2 Florimond, sire de Lesparre, fit hommage au roi d'Angleterre à Agen, le 26 décembre 1363. Il accompagna au siège de Limoges (septembre 1370) le prince de Galles, qui le nomma, peu de temps après, l'un des gouverneurs de la Gascogne. (Froissart, édit. Kervyn de Lettenhove, t. VIII. p. 31, 60, 65, 104, 110.) Le sire de Lesparre demeura toute sa vie fidèle aux Anglais. Le 28 septembre 1375, Edouard III lui accorda une rente de quatre-vingts livres, et sous la date du 8 avril 1394, on trouve mention d'un sauf-conduit « pro Florimundo domino de Lesparre, vicecomite d'Orte, domino de Castelhon, in regnum Anglie veniendo, pro arduis negotiis statum Aquitanie concernentibus ». (Th. Carte, Catalogue des rôles gascons, in-fol., t. I, p. 179.)

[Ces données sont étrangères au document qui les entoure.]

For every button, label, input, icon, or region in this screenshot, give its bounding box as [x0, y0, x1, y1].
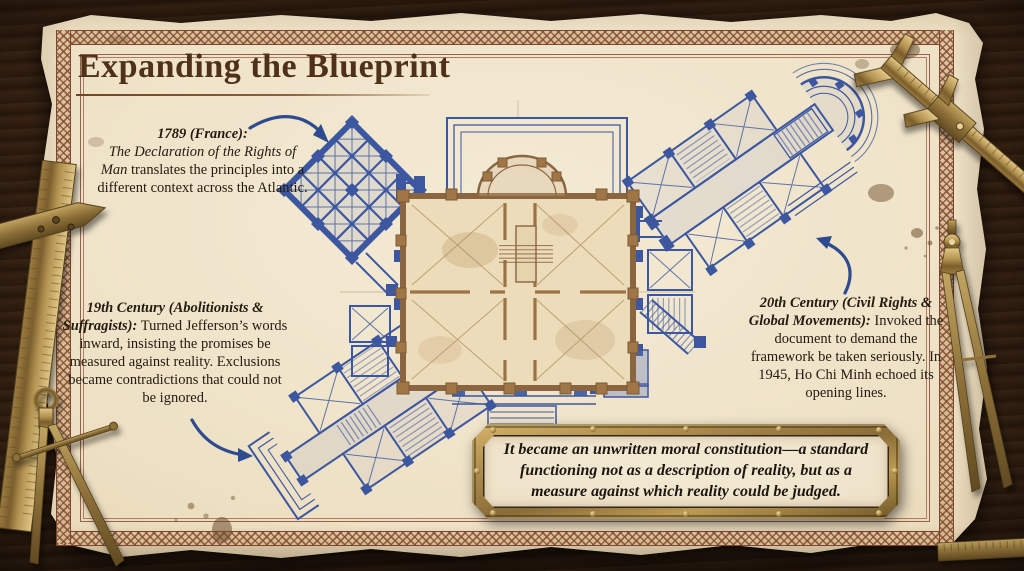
annotation-1789-france: 1789 (France): The Declaration of the Ri…	[95, 126, 310, 198]
title-underline	[76, 94, 430, 96]
slide-title: Expanding the Blueprint	[78, 50, 450, 84]
ornamental-border-right	[939, 30, 954, 544]
annotation-19th-century: 19th Century (Abolitionists & Suffragist…	[62, 300, 288, 408]
quote-text: It became an unwritten moral constitutio…	[483, 436, 889, 506]
slide-canvas: Expanding the Blueprint 1789 (France): T…	[0, 0, 1024, 571]
ornamental-border-top	[56, 30, 952, 45]
plaque-panel: It became an unwritten moral constitutio…	[483, 435, 889, 508]
ornamental-border-bottom	[56, 531, 952, 546]
annotation-lead: 1789 (France):	[95, 126, 310, 144]
annotation-body: translates the principles into a differe…	[97, 162, 307, 196]
quote-plaque: It became an unwritten moral constitutio…	[472, 424, 900, 519]
annotation-20th-century: 20th Century (Civil Rights & Global Move…	[748, 295, 944, 403]
ornamental-border-left	[56, 30, 71, 544]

3 La tour de Chitré, qui avait une forte garnison anglaise, fut prise par le duc de Bourbon quelques jours après la réduction de Poitiers, au mois d'août 1372. Les habitants de cette ville « lui requeirent plus avant comment de une place près de là, appellée la Tour de Citri. qui leur faisoit forte guerre, il les voulsist deslivrer. Auxquels le duc de Bourbon dit qu'il feroit son debvoir de la prendre, et y envoya tantost les gens de son hostel, qui y demeurèrent sept jours et puis la prindrent, dont ceulx de Poictiers ne furent oncques si lies ; et donnerent au duc de Bourbon deux cents marcs d'argent pour les bons services qu'il leur avoit faits. » (La chronique du bon duc Loys de Bourbon, par Jehan Cabaret d'Orville, publ. pour la Société de l'Histoire de France par M. Chazaud, 1876. in-8°, p. 90.)